Furthermore, any international transfers can only be done on the basis of documented instructions. This transfer must comply with GDPR Chapter V. Additionally, if using a sub-processor leads to an international transfer, they must be bound by an appropriate SCC.
Personal data breaches
If a personal data breach occurs, the processor must assist the controller according to Clause 9. This could be notifying the controller of the breach, including its nature, consequences and measures taken to address the breach. It could also be assisting in notifying competent authorities and obtaining relevant information.
Assistance with data subjects
When receiving requests from data subjects, the processor must notify the controller. They may only respond if authorised to do so. Furthermore, they must assist the controller in their obligations towards data subjects. This is also true for DPIAs and consultation of supervisory authorities.
The use of sub-processors
The use of sub-processors is regulated in Clause 7.7. There are two options. The first option is to use specific prior authorisation. This means that the processor must ask for specific authorisation. This must be done a certain time period before the engagement. The authorised sub-processors must be listed in Annex IV.

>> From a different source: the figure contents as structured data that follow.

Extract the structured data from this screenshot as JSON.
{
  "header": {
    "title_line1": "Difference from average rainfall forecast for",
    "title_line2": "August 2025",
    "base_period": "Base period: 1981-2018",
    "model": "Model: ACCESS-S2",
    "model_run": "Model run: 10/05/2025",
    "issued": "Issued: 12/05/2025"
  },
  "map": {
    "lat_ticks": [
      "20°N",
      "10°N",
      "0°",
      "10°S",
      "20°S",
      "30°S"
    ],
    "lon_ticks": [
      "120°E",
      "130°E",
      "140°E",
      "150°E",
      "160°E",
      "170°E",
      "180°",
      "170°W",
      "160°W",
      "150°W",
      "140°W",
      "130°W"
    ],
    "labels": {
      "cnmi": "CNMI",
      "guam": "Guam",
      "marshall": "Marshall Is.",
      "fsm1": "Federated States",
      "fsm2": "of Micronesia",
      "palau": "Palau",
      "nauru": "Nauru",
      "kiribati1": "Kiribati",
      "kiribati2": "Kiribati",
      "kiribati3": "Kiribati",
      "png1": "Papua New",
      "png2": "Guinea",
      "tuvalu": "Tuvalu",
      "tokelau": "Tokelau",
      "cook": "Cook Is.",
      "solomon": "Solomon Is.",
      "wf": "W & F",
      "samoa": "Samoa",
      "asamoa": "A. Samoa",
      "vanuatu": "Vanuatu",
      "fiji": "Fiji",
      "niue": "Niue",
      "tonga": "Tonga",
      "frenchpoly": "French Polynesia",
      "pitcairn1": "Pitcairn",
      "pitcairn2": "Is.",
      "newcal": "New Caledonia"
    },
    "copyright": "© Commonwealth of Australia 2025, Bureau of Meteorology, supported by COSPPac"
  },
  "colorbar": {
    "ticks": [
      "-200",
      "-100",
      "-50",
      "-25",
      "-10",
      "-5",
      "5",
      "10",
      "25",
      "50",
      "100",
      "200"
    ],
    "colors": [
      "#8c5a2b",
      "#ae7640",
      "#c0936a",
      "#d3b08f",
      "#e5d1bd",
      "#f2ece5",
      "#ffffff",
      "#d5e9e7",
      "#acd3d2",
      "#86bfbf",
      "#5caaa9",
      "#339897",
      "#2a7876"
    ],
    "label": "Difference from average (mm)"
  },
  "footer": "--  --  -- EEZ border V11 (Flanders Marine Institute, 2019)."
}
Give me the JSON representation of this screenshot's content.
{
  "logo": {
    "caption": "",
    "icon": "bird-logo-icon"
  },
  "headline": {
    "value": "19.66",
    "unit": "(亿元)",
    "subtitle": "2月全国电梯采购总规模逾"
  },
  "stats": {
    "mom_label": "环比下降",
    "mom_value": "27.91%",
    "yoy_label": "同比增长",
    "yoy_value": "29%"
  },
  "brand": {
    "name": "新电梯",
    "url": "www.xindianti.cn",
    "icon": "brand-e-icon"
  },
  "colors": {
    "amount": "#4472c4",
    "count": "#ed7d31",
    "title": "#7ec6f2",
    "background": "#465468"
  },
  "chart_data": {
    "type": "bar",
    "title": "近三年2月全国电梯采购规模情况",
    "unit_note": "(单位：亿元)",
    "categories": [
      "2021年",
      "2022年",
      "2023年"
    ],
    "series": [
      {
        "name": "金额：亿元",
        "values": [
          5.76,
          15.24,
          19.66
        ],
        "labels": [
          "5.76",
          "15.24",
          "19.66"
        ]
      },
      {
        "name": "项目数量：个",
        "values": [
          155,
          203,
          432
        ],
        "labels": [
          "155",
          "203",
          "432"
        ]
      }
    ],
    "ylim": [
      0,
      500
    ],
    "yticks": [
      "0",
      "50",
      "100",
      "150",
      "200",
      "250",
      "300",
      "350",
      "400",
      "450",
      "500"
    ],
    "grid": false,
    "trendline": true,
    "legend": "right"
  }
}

The second option is to have general consent. The processor must inform the controller that they intend to use the sub-processor. If the controller does not object within a specified time period, the processor may proceed.
Regardless of which option you use, the sub-processors must have a contract that ensures the same level of protection as the SCCs. However, the responsibility still lies with the processor. The contract must also have a third-party beneficiary clause. This clause must give the controller the right to terminate the contract if the processor has ‘factually disappeared.
Lastly, the controller has the right to a copy of the processors’ agreement with their sub-processor. Business secrets and other confidential information may be redacted.
Non-compliance and termination of the contractual clauses
If the processor is in breach of the SCCs, the controller may suspend the transfers. This is according to Clause 10.
If compliance is not restored within a reasonable time, the data exporter is entitled to terminate the contract. A reasonable time cannot be longer than one month. The same also applies if the breaches are substantial or persistent. It also applies if the data importer fails to comply with a decision regarding its obligations under the SCCs.
The termination of the contract means the return or deletion of data. The exception is when you must retain information due to legal obligations.
Annexes to the SCCs
Annexe I of the SCCs contain a list of parties. This includes their contact details, signature, and accession date.
In Annex II, you describe the processing in detail. This includes, for example, the nature and purpose of processing. For sensitive data, specific restrictions and safeguards are also listed.
You must also describe technical and organisational measures in Annex III. You must do this concretely. Annex III also contains a list of examples for possible measures.
Lastly, Annex IV contains a list of sub-processors. Annex IV is only used in the case of specific authorisation for sub-processors.